Topics: ESD & Humidification (paper gleaned from http://www.esdsystems.com/whtpaper/humidity.htm)

In very dry areas, humidification is desirable because it makes antistatic materials with "sweat layers" function better as well as an overall reduction (not elimination) in triboelectric charging for all materials. Do not let high humidity levels build a false confidence, and beware of corrosion problems with interconnects and other electrical interfaces.

A high relative humidity, over 30% relative humidity (RH), reduces the resistance of most dielectrics resulting in an increase in return current, which is the current that opposes a charge buildup. When an object is undergoing tribocharging in a high humidity environment, the object will reach an equilibrium point where the tribocharging current equals the return current. For objects that undergo charging to a high potential, the primary impact of humidity is to encourage or discourage corona, and effect the rise time of the discharge current.

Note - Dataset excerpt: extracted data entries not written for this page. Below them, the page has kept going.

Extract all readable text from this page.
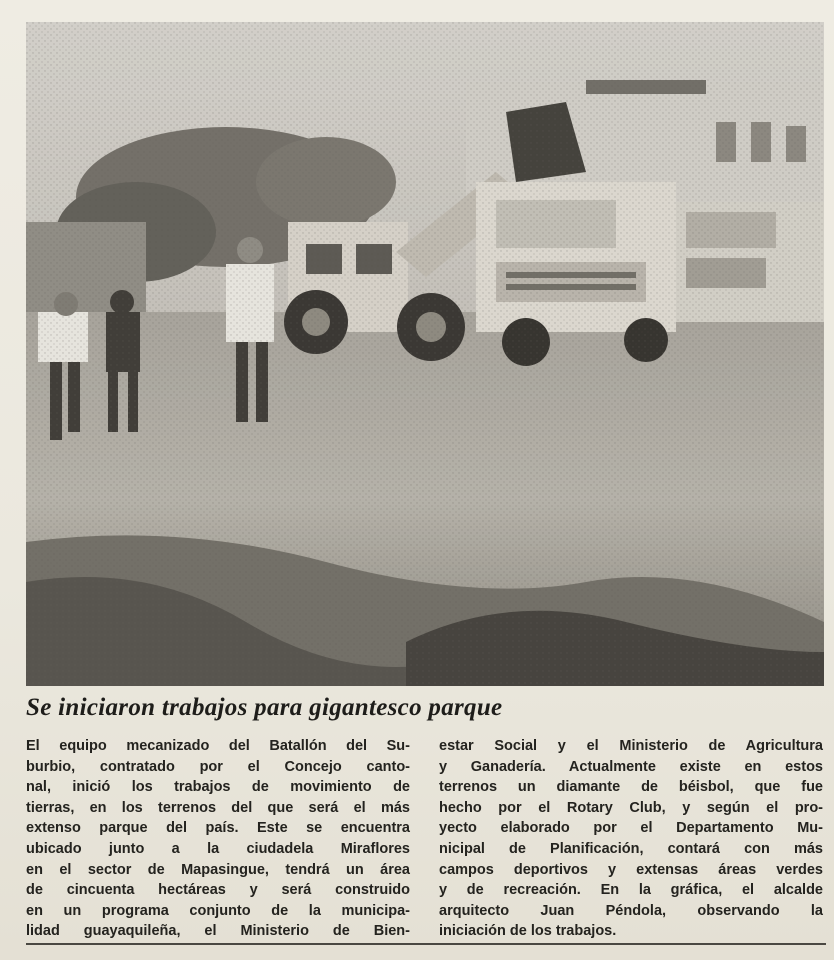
Se iniciaron trabajos para gigantesco parque
El equipo mecanizado del Batallón del Su-
burbio, contratado por el Concejo canto-
nal, inició los trabajos de movimiento de
tierras, en los terrenos del que será el más
extenso parque del país. Este se encuentra
ubicado junto a la ciudadela Miraflores
en el sector de Mapasingue, tendrá un área
de cincuenta hectáreas y será construido
en un programa conjunto de la municipa-
lidad guayaquileña, el Ministerio de Bien-
estar Social y el Ministerio de Agricultura
y Ganadería. Actualmente existe en estos
terrenos un diamante de béisbol, que fue
hecho por el Rotary Club, y según el pro-
yecto elaborado por el Departamento Mu-
nicipal de Planificación, contará con más
campos deportivos y extensas áreas verdes
y de recreación. En la gráfica, el alcalde
arquitecto Juan Péndola, observando la
iniciación de los trabajos.
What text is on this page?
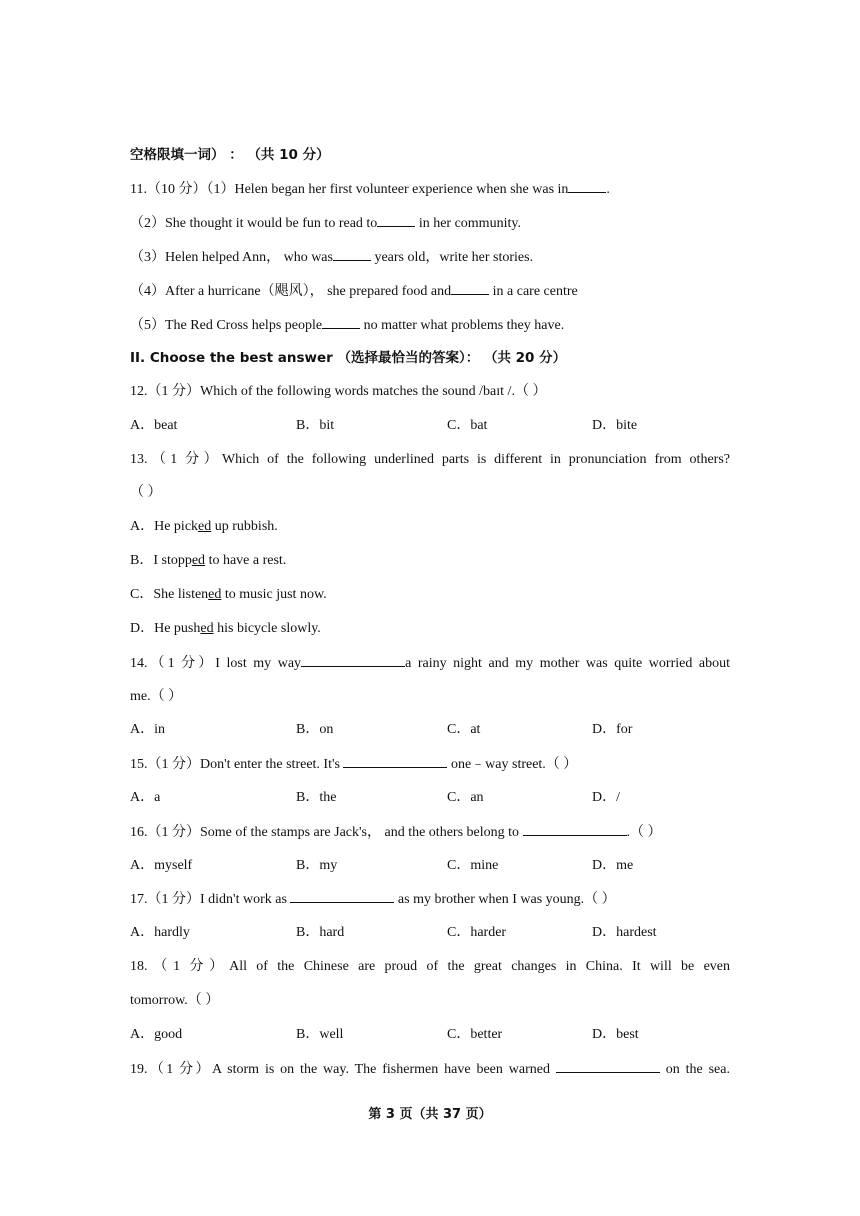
空格限填一词） ： （共 10 分）
11.（10 分）（1）Helen began her first volunteer experience when she was in	.
（2）She thought it would be fun to read to	in her community.
（3）Helen helped Ann， who was	years old，write her stories.
（4）After a hurricane（飓风）， she prepared food and	in a care centre
（5）The Red Cross helps people	no matter what problems they have.
II. Choose the best answer （选择最恰当的答案）： （共 20 分）
12.（1 分）Which of the following words matches the sound /baɪt /.（ ）
A．beat	B．bit	C．bat	D．bite
13.（1 分）Which of the following underlined parts is different in pronunciation from others?
（ ）
A．He picked up rubbish.
B．I stopped to have a rest.
C．She listened to music just now.
D．He pushed his bicycle slowly.
14.（1 分）I lost my way	a rainy night and my mother was quite worried about
me.（ ）
A．in	B．on	C．at	D．for
15.（1 分）Don't enter the street. It's	one﹣way street.（ ）
A．a	B．the	C．an	D．/
16.（1 分）Some of the stamps are Jack's， and the others belong to	.（ ）
A．myself	B．my	C．mine	D．me
17.（1 分）I didn't work as	as my brother when I was young.（ ）
A．hardly	B．hard	C．harder	D．hardest
18.（1 分）All of the Chinese are proud of the great changes in China. It will be even
tomorrow.（ ）
A．good	B．well	C．better	D．best
19.（1 分）A storm is on the way. The fishermen have been warned	on the sea.
第 3 页（共 37 页）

Normally, the moisture content in the air tends to lower the surface resistance of floors, carpets, table mats, etc., by letting wet particles create a vaguely conductive (or less than 10-9 Ohms/square) film over an otherwise insulating surface. If the relative humidity decreases, this favorable phenomenon disappears.

The air itself, being dry, becomes a part of the electrostatic build-up mechanism every time there is an air flow (wind, air conditioning, blower) passing over an insulated surface.

Even a high relative humidity environment can be susceptible to triboelectric charging. Case in point, someone walking across synthetic carpet or arising from a foam cushion can tribocharge 1.5 kV at 80% RH. The fact remains that triboelectric charging becomes troublesome below 20 to 30% relative humidity, for the high voltages attained at 20% RH for the identical case above is 35 kV and 18 kV respectively. According to Koyler et.al. [1], Relative humidity values should include an associated temperature because a temperature factor is involved in surface resistivity.

SUMMARY

Humidity control does limit the triboelectric charging process, but does not eliminate any of the conventional safeguards; it is strictly a backup or "safety net" measure. Also, humidity control may give personnel a false sense of security and cause a relaxation of operator disciplines, thus lowering overall ESD safety. Humidity control is also expensive and can cause corrosion or other adverse side effects. Humidity control is a backup that should be implemented only after careful consideration of benefits vs. cost and hazards.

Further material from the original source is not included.